立ち上がる姿を見上げる。トレイに指を置いた。

「片づけはやっとくよ。こちらこそアリガト。実のない話はバカになれて好きだけど、頭回す会話も好きなンだ。やっぱインテリだぜ、AAA?」

ノーフェイス >  
「結末か。 キミは、ここに骨を埋めるのか。
 キミの――故郷。常世島に。……やっぱ先生になるしかないんじゃないか?」

学校――コドモにとっては、通過点となる場所。
そこが、巣箱になることもある。
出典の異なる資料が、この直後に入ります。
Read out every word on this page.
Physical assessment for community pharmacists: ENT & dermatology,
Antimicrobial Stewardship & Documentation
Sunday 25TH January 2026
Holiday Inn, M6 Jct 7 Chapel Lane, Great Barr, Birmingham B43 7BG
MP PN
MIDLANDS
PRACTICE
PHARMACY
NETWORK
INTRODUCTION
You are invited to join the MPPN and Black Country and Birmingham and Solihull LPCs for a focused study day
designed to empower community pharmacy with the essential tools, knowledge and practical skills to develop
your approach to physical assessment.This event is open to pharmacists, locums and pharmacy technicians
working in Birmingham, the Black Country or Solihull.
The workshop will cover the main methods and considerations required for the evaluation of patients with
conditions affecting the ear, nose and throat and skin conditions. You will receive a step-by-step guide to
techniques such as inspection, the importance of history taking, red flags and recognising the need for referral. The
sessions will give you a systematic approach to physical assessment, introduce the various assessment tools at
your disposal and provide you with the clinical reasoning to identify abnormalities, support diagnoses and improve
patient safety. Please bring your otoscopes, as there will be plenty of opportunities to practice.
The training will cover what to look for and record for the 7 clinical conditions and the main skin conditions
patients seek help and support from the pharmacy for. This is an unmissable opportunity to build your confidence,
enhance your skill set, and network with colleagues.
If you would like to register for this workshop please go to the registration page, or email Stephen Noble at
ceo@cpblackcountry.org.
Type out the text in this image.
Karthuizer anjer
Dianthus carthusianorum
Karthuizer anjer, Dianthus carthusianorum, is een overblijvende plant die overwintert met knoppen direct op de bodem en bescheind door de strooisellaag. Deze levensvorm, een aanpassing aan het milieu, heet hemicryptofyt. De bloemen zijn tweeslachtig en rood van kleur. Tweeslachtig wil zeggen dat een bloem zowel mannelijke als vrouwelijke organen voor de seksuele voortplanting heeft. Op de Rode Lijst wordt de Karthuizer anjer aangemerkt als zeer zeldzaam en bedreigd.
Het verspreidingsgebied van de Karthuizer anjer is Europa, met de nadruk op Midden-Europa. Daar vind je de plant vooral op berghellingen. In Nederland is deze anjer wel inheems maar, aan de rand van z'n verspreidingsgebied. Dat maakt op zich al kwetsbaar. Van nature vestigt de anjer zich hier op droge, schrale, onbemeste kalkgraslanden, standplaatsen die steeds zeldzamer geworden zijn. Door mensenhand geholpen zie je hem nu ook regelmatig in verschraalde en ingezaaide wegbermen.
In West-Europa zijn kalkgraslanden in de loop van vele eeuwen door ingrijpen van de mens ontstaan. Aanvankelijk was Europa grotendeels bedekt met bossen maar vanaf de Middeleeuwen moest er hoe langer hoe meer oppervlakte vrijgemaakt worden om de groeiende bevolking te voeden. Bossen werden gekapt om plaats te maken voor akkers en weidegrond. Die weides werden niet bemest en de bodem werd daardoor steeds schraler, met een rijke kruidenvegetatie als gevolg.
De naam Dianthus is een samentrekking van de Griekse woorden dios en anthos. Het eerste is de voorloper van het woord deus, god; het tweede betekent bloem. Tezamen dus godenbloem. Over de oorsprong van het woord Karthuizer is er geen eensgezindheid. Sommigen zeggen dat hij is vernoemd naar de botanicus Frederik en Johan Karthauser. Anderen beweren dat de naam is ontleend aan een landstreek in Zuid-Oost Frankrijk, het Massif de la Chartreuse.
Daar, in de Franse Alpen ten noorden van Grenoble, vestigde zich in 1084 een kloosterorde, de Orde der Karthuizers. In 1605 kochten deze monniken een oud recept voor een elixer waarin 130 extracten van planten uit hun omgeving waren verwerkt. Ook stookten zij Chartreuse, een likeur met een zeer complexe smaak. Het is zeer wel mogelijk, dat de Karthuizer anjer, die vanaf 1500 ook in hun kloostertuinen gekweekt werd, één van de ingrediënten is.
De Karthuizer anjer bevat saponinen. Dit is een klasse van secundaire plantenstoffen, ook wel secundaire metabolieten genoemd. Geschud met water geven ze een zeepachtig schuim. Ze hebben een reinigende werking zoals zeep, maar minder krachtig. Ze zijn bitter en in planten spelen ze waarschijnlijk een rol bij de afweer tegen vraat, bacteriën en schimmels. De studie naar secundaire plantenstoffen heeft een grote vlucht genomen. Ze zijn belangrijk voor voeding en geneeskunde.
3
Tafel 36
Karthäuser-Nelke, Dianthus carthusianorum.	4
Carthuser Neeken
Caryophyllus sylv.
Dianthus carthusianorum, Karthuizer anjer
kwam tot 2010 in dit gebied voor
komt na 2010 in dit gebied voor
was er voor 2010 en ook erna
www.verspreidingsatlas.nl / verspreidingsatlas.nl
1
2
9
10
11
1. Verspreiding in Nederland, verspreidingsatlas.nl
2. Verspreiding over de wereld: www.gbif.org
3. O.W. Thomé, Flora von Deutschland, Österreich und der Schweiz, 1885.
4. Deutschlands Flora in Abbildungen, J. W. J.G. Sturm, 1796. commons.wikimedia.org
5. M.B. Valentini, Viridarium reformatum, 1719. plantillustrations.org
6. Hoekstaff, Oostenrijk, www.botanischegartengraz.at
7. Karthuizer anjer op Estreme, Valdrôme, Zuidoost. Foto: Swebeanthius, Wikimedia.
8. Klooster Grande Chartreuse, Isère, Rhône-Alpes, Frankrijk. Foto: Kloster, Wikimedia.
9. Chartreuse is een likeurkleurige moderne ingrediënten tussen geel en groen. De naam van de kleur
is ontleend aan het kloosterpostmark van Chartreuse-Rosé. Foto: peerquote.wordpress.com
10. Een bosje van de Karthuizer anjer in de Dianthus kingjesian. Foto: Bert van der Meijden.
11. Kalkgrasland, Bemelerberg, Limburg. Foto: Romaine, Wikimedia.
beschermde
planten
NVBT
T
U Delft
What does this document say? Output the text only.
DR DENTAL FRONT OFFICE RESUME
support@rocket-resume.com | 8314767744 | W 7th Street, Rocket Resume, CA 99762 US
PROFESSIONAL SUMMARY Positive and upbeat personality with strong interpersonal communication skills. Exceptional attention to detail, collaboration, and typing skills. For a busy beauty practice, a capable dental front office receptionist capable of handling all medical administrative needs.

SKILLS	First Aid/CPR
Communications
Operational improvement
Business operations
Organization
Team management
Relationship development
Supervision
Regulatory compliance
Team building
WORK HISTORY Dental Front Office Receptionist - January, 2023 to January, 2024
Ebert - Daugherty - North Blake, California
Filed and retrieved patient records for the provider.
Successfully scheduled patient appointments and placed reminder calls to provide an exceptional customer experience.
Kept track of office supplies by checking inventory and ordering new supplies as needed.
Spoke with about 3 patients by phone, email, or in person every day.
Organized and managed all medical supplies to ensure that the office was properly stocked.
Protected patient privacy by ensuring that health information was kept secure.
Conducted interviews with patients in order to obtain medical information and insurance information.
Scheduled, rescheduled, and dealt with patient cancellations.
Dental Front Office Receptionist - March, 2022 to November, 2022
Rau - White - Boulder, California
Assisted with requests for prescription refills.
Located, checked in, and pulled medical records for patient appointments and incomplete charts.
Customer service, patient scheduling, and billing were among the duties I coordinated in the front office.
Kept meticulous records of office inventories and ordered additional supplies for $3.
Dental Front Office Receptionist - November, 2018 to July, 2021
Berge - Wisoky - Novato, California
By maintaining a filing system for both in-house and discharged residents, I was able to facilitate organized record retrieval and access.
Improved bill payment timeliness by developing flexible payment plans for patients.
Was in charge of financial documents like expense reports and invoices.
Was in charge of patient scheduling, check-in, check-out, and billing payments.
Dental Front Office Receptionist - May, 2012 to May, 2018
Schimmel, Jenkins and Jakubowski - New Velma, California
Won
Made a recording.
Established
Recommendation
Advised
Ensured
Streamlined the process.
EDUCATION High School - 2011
そこで新たな親鳥になるものもいるのだろう。

「頭、まわしてた? ……使わなさすぎじゃね?」

くっくっ、と笑って、こめかみに指をぐりぐりとあててみた。
アカデミックな話題なら、むしろもっと真面目に臨みたい。
流石にバーガーかじりながらするには、適していない話でもあった。

「あァ、ところで、」

ぐーっ、と伸びをした。天井が近い。
向き合わねば。そうして振り向いた。

「ウソはいくつあったと思う」

なんて、ひとこと言い残して。

「ごちそーさま、手紙。また会えるとイイね」

手をひらりと振った。会話で楽しんでくれたなら、きっとギブアンドテイクのビジネスは成立しているはず。
足りなければ、また後日に請求してくれればよかった。

ご案内:「常世博物館 中央館」からノーフェイスさんが去りました。
先生 手紙 >  
「教鞭を振るう自分がさっぱり見えねェよ」

肩を揺らして笑った。此処は箱庭だ。居心地よく作られて、当然のように廃棄された。

「……嘘?嘘、嘘ねェ。出生あたりと名前かな。名乗ってる、だから嘘にならンのかもだけど」

「あいあい、どっかでまた会った時はきちんとそう呼んでくれよ、アルフ」

見送る。残ったのは自分と、食べ尽くされたUSAなジャンクフードの残骸。

さて……

先生 手紙 >  
立ち上がって、二枚のトレイを重ねる。フードコートのゴミ箱に、

「……いやあ、アレを現行で捕るのは無理筋でしょ。ひとまず様子見。実際、会話は弾むンだよなァ……」

自分の分だけゴミを捨てた。残りの彼女――彼――の分は何食わぬ顔でポケットに突っ込む。何かしらのデータが取れればそれで良し。無いならないで、まァいいでしょう。

「――届くようになっちまったか。こっち側まで」

やれやれですよ。外出て煙草を吸いましょう。

ネクタイを緩めて、そのまま行き交う雑踏の一人に紛れ込む。

ご案内:「常世博物館 中央館」から先生 手紙さんが去りました。